A Two-Phase Educational Data Clustering Method Based On Transfer Learning And Kernel K-Means


  • Phùng Hứa Nguyễn HCMC University Of Technology
  • Châu Võ Thị Ngọc


Educational data clustering, kmeans, transfer learning, unsupervised domain adaptation, kernel-induced Euclidean distance


In this paper, we propose a two-phase educational data clustering method based on transfer learning and kernel k-means algorithms. The method is a solution to the student data clustering task on a small target data set associated with a target program while a much larger source data set associated with another source program is available. A small target data set might be insufficient for the clustering task in a high-dimensional space.
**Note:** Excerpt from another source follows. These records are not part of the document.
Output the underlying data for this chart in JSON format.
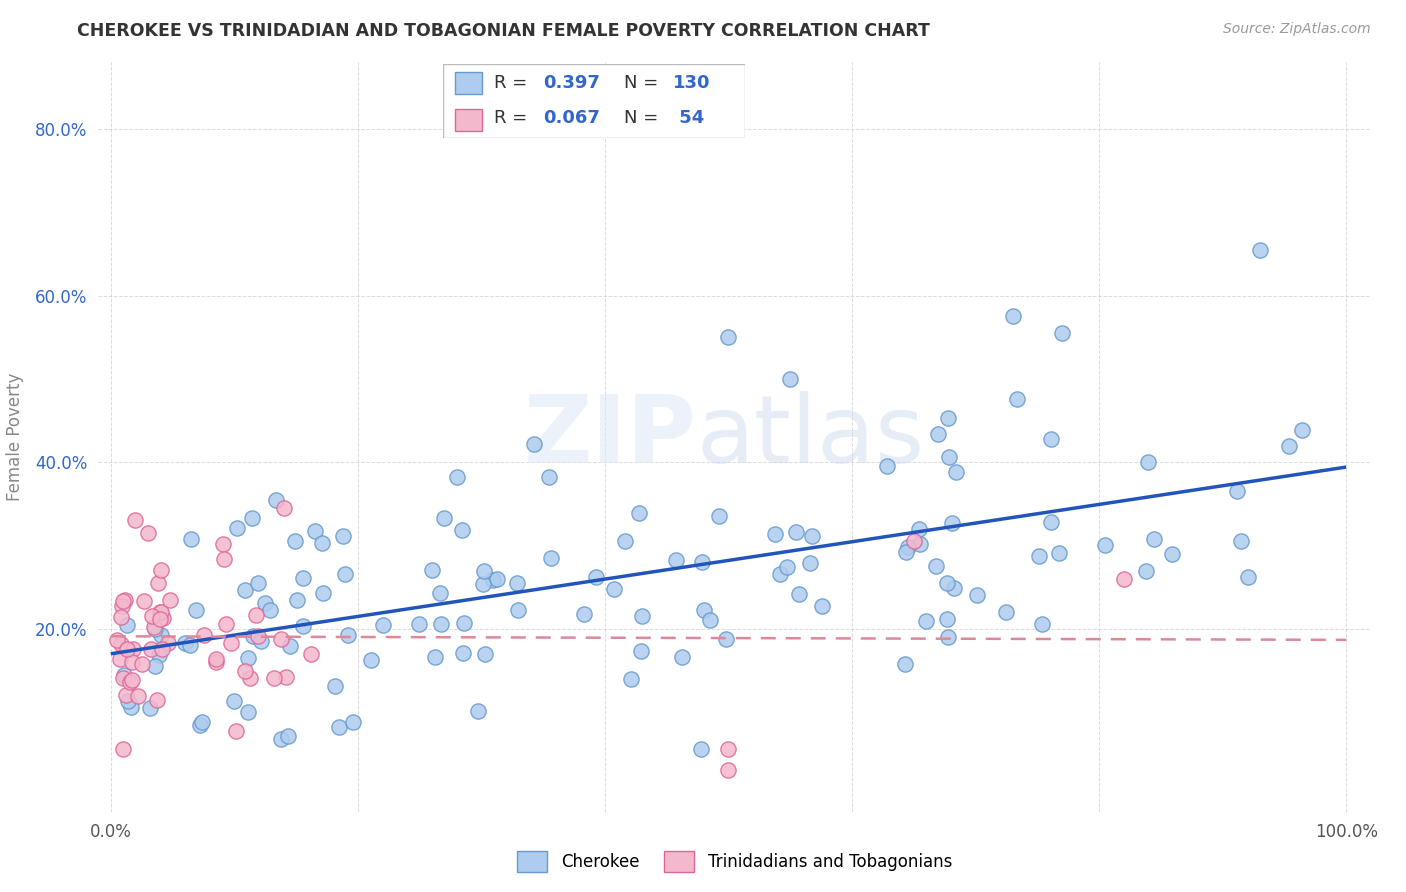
{
  "title": "CHEROKEE VS TRINIDADIAN AND TOBAGONIAN FEMALE POVERTY CORRELATION CHART",
  "source": "Source: ZipAtlas.com",
  "ylabel": "Female Poverty",
  "xlim": [
    -0.01,
    1.02
  ],
  "ylim": [
    -0.02,
    0.88
  ],
  "cherokee_color": "#aeccee",
  "trinidadian_color": "#f4b8cc",
  "cherokee_edge": "#6699cc",
  "trinidadian_edge": "#dd6699",
  "trend_cherokee_color": "#2255bb",
  "trend_trinidadian_color": "#dd8899",
  "label_color_blue": "#3366cc",
  "cherokee_R": 0.397,
  "cherokee_N": 130,
  "trinidadian_R": 0.067,
  "trinidadian_N": 54,
  "background_color": "#ffffff",
  "grid_color": "#cccccc",
  "title_color": "#333333",
  "source_color": "#999999",
  "ylabel_color": "#888888",
  "ytick_color": "#3366cc",
  "xtick_color": "#555555"
}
Therefore, our method decides a transfer learning process in the first phase to exploit both unlabeled target and source data sets in order to find a more significant representation of the instances in the target domain. A number of new features are derived in the first phase using spectral clustering on the domain-independent features and the domain-specific features of both target and source domains. These new features are used for enhancing the target data space. In the second phase, our method performs the kernel k-means algorithm to form the clusters of students in the enhanced target feature space. In fact, these clusters become arbitrarily shaped in the enhanced target data space with more compactness and separation. As compared to the existing works in the educational data mining area, our clustering task as well as its corresponding method is novel for clustering the similar students into the proper groups based on their study performance at the program level. In addition, the experimental results and statistical tests on real data sets have confirmed the effectiveness of our method with the better clusters of higher quality in comparison with the clusters from the other approaches.